6.) Of My Darkest Hour
The slowest song here, and the darkest. The music here is some of the most depressing and funereal music I've heard, and I love it. Jayson is once again shining here. As a woman says "Stay with me," the music unleashes a huge level of fast fury to be found nowhere else on the album. A crushing groove is unleashed not long after this, just unbelievable. A depressing flute solo is played over the slowest doom groove here, sounding particularly eerie over the dissonances of the guitars. More harpsichord enters over the guitars, and the darkness of this song is just even more pronounced. Great, great stuff.
7.) Darkness Dies
This song is the solitary ray of hope on this album, a closer with incredibly beautiful clean guitar work and powerful bass and drums and synths. Comparisons with "To Bid You Farewell" are enormously tempting, because this song is incredibly beautiful, with plaintive flute and great heavy sections and female vocals from Ms. Dowdle. I would almost consider this to be on a par with that fantastic song, because in many ways it seems just like Paramaecium's version of "To Bid You Farewell," all the more impressive due to the fact that this album was released a few months before Morningrise.

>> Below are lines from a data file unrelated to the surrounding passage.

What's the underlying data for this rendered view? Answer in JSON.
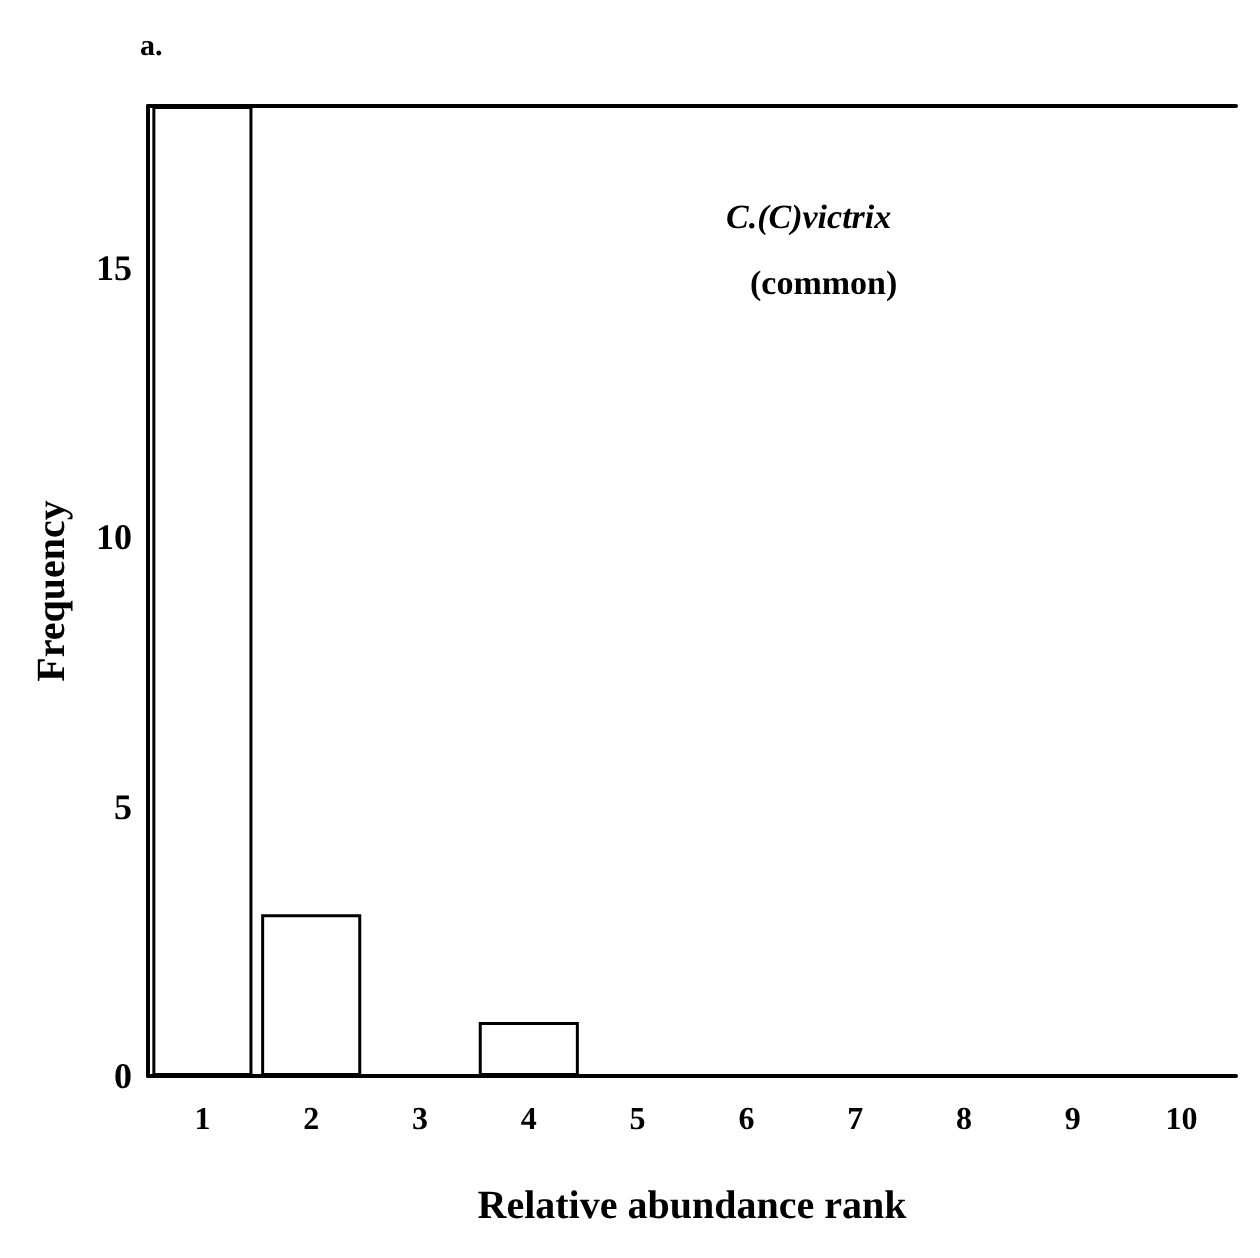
{
  "chart_data": {
    "type": "bar",
    "categories": [
      "1",
      "2",
      "3",
      "4",
      "5",
      "6",
      "7",
      "8",
      "9",
      "10"
    ],
    "values": [
      18,
      3,
      0,
      1,
      0,
      0,
      0,
      0,
      0,
      0
    ],
    "color": "#ffffff",
    "xlabel": "Relative abundance rank",
    "ylabel": "Frequency",
    "ylim": [
      0,
      18
    ],
    "yticks": [
      0,
      5,
      10,
      15
    ],
    "annotations": [
      "a.",
      "C.(C)victrix",
      "(common)"
    ],
    "grid": false
  }
}
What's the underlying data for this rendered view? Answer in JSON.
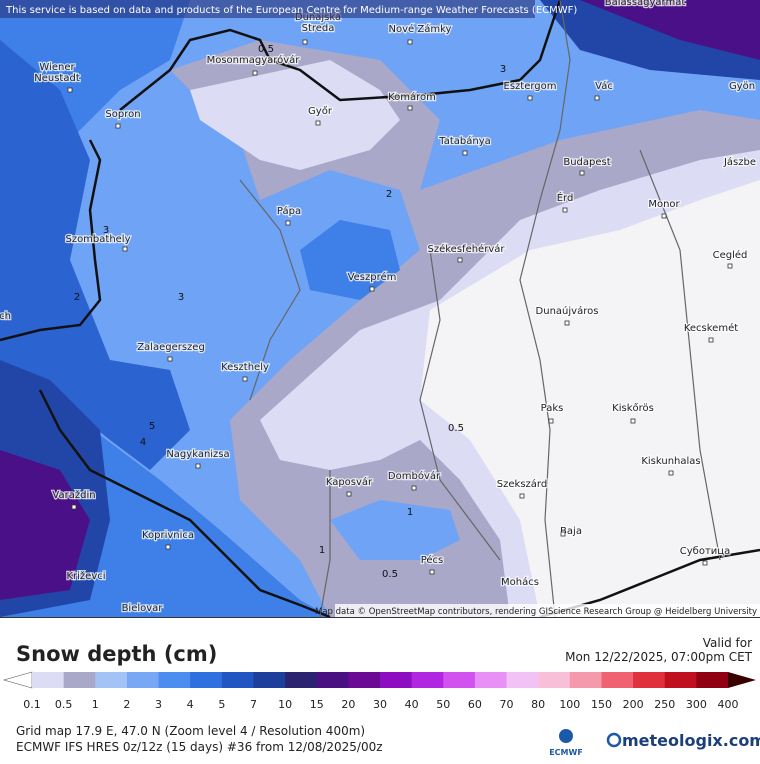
{
  "header": {
    "notice": "This service is based on data and products of the European Centre for Medium-range Weather Forecasts (ECMWF)"
  },
  "map": {
    "cities": [
      {
        "lines": [
          "Wiener",
          "Neustadt"
        ]
      },
      {
        "lines": [
          "Dunajská",
          "Streda"
        ]
      },
      {
        "lines": [
          "Nové Zámky"
        ]
      },
      {
        "lines": [
          "Balassagyarmat"
        ]
      },
      {
        "lines": [
          "Mosonmagyaróvár"
        ]
      },
      {
        "lines": [
          "Komárom"
        ]
      },
      {
        "lines": [
          "Esztergom"
        ]
      },
      {
        "lines": [
          "Vác"
        ]
      },
      {
        "lines": [
          "Gyön"
        ]
      },
      {
        "lines": [
          "Sopron"
        ]
      },
      {
        "lines": [
          "Győr"
        ]
      },
      {
        "lines": [
          "Tatabánya"
        ]
      },
      {
        "lines": [
          "Budapest"
        ]
      },
      {
        "lines": [
          "Jászbe"
        ]
      },
      {
        "lines": [
          "Érd"
        ]
      },
      {
        "lines": [
          "Monor"
        ]
      },
      {
        "lines": [
          "Pápa"
        ]
      },
      {
        "lines": [
          "Szombathely"
        ]
      },
      {
        "lines": [
          "Székesfehérvár"
        ]
      },
      {
        "lines": [
          "Cegléd"
        ]
      },
      {
        "lines": [
          "Veszprém"
        ]
      },
      {
        "lines": [
          "Dunaújváros"
        ]
      },
      {
        "lines": [
          "Kecskemét"
        ]
      },
      {
        "lines": [
          "Zalaegerszeg"
        ]
      },
      {
        "lines": [
          "Keszthely"
        ]
      },
      {
        "lines": [
          "Paks"
        ]
      },
      {
        "lines": [
          "Kiskőrös"
        ]
      },
      {
        "lines": [
          "Nagykanizsa"
        ]
      },
      {
        "lines": [
          "Kiskunhalas"
        ]
      },
      {
        "lines": [
          "Kaposvár"
        ]
      },
      {
        "lines": [
          "Dombóvár"
        ]
      },
      {
        "lines": [
          "Szekszárd"
        ]
      },
      {
        "lines": [
          "Varaždin"
        ]
      },
      {
        "lines": [
          "Baja"
        ]
      },
      {
        "lines": [
          "Koprivnica"
        ]
      },
      {
        "lines": [
          "Pécs"
        ]
      },
      {
        "lines": [
          "Суботица"
        ]
      },
      {
        "lines": [
          "Križevci"
        ]
      },
      {
        "lines": [
          "Mohács"
        ]
      },
      {
        "lines": [
          "Bielovar"
        ]
      },
      {
        "lines": [
          "ch"
        ]
      }
    ],
    "contour_labels": [
      "0.5",
      "3",
      "2",
      "3",
      "2",
      "3",
      "5",
      "4",
      "0.5",
      "1",
      "1",
      "0.5"
    ],
    "attribution": "Map data © OpenStreetMap contributors, rendering GIScience Research Group @ Heidelberg University"
  },
  "legend": {
    "title": "Snow depth (cm)",
    "valid_label": "Valid for",
    "valid_time": "Mon 12/22/2025, 07:00pm CET",
    "levels": [
      "0.1",
      "0.5",
      "1",
      "2",
      "3",
      "4",
      "5",
      "7",
      "10",
      "15",
      "20",
      "30",
      "40",
      "50",
      "60",
      "70",
      "80",
      "100",
      "150",
      "200",
      "250",
      "300",
      "400"
    ],
    "colors": [
      "#dcdcf5",
      "#a9a8c9",
      "#a3c2f5",
      "#78a8f5",
      "#4e8df0",
      "#2f70e0",
      "#1f56c2",
      "#1b3f9a",
      "#2b2370",
      "#4a0f80",
      "#6b0a95",
      "#8d0cc2",
      "#b126e0",
      "#d252f0",
      "#e890f5",
      "#f2c2f7",
      "#f7c0d8",
      "#f59aac",
      "#f06272",
      "#e0303e",
      "#c01020",
      "#900012"
    ]
  },
  "footer": {
    "grid": "Grid map 17.9 E, 47.0 N (Zoom level 4 / Resolution 400m)",
    "model": "ECMWF IFS HRES 0z/12z (15 days) #36 from  12/08/2025/00z",
    "ecmwf": "ECMWF",
    "brand": "meteologix.com"
  }
}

The guitars are very powerful and melodic, and the result is a fantastically dynamic and, by Paramaecium standards, uplifting song. Utterly great.
Sorry about the length of this review, but the degree to which this band has innovated here is enormous, and there is a huge vacuum in knowledge, as far as I can tell, about this band and this album that I felt really needed to be filled. "Within the Ancient Forest" is so fully-formed, and so ahead of its time in the way it capitalizes on and makes full use of musical tactics and techniques that would never be found in such complexity and tightness in the works of Opeth, Therion, and countless other power and death metal bands until a number of years later, that it deserves a huge amount of respect. In addition, as a piece within the framework of doom metal, it's just awesome in its own right. This is a brilliantly concieved, lyrically fabulous and musically amazing work. While Opeth fans will easily prefer the voice of Mikael Akerfeldt to that of Andrew Tompkins, and while Therion fans will easily vote for the powerful, operatic vocals of "Secret of the Runes" over the more subdued, shy female vocals to be found here, you cannot help but award Paramaecium respect for what they had done with "Within the Ancient Forest," which was the full expression of everything found on 1993's "Exhumed of the Earth," itself released many years before Opeth had even solidified its lineup, much less decided on its course of musical expression to the degree Paramaecium had. A must-own for fans of metal.